Video and photos broadcast on local Indian television show roads turning into rivers, trees bending in the wind, and people wading waist-deep in floodwater.

As of Friday morning local time, there have been reports of two deaths in India, bringing the total killed in the country to nine. Earlier this week four boys drowned off the coast of the country’s financial hub, Mumbai, and three people died in Gujarat’s Kutch and Rajkot districts after heavy rain and strong winds collapsed a wall, Reuters reported citing local authorities.

The Indian army and coast guard are on standby for rescue and relief operations.

On Friday, Pakistan’s Minister of Climate Change Sherry Rehman tweeted that the country had been “prepared but largely spared the full force,” of Biparjoy.

Sooraj, 32, a fisherman and diver, pulls a sheet to cover his belongings, with rain clouds in the background, before the arrival of cyclonic storm, Biparjoy, over the Arabian Sea, in Karachi, Pakistan, on June 15, 2023.

Before the storm, both India and Pakistan implemented mass safety measures to ensure minimal damage and loss of life.

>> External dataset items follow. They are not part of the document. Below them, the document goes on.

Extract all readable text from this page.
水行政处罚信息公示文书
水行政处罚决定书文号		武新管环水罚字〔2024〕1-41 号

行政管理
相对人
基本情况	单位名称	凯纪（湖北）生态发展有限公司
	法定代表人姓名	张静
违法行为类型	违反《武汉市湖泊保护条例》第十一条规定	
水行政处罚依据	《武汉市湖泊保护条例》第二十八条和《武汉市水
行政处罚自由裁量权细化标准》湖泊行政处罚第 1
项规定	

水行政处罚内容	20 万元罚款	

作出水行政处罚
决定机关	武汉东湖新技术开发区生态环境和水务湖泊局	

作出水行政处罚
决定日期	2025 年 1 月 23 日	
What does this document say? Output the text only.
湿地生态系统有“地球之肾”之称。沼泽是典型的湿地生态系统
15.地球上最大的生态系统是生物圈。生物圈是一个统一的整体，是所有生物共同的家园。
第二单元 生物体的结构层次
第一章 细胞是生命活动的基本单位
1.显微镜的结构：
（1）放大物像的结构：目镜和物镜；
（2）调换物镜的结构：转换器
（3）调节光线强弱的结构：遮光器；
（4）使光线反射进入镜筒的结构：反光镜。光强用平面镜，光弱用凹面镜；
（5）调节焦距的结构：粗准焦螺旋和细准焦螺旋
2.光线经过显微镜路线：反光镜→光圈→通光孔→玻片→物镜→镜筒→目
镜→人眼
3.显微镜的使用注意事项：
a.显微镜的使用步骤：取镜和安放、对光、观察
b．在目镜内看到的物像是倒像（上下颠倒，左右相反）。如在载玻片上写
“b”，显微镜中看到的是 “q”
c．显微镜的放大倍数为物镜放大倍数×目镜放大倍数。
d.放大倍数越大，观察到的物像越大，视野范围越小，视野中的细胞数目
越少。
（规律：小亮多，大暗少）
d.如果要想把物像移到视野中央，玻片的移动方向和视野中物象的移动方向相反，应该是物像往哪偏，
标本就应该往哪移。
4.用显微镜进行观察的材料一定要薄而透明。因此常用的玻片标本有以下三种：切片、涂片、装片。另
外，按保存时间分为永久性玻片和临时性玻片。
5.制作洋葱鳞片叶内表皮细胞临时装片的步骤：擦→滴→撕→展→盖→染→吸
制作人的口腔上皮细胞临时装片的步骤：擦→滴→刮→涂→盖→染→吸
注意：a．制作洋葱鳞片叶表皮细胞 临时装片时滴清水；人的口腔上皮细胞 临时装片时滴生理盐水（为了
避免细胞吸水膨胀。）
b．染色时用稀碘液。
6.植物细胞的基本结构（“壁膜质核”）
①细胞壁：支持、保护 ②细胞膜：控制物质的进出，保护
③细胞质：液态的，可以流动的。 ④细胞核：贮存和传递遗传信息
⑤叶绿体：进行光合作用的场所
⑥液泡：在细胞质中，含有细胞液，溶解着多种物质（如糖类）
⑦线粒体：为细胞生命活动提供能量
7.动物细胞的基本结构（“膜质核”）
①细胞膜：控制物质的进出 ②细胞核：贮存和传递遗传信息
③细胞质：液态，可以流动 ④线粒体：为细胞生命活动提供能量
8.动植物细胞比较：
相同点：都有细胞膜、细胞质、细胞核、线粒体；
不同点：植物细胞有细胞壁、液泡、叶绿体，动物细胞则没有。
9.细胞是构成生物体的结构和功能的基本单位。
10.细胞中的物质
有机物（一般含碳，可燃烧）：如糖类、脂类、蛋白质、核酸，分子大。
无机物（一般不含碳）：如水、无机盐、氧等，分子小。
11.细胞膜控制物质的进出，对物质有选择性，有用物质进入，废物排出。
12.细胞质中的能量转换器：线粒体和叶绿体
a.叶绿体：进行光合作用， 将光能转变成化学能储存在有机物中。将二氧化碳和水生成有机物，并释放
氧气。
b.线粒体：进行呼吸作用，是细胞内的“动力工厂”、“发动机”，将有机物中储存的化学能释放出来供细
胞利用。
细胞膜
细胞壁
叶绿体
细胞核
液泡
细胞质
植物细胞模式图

About 180,000 people have been evacuated from high-impact areas across both countries, according to authorities.

Livestock were also moved to higher ground, some schools were shut, and fishing suspended in Gujarat state. Two of India’s largest ports have also stopped operations.

A man rides a motorcycle through a waterlogged street in Mandvi before the arrival of cyclone Biparjoy in the western state of Gujarat, India, June 15, 2023.

Meanwhile in Pakistan, malls and businesses along the coast of Karachi, its biggest city and the capital of Sindh, have been shut. Pakistan’s national carrier, PIA, has also implemented precautionary measures, including round-the-clock security to minimize potential hazards.

Fishermen have been advised to steer clear of the sea and hospitals are staffed with emergency personnel, according to the National Disaster Management Authority.

Residents are evacuated from a coastal area of Pakistan's Sindh province on June 13, 2023.

Biparjoy had been churning across the northeastern Arabian Sea, toward southern Pakistan and western India since late last week, with winds of 160 kph (100 mph) and gusts up to 195 kph (121 mph). It weakened as it approached land, but the region experienced heavy rain, damaging winds and coastal storm surges in the days leading up to its landfall.

It comes less than one year after record monsoon rain and melting glaciers devastated swathes of Pakistan, claiming the lives of nearly 1,600 people.

Experts also say the storm is a symptom of the growing climate crisis.

A study published in 2021 by researchers at the Shenzhen Institute of Meteorological Innovation and the Chinese University of Hong Kong and published in Frontiers in Earth Science found that tropical cyclones in Asia could have double the destructive power by the end of the century, with scientists saying the human-made climate crisis is already making them stronger.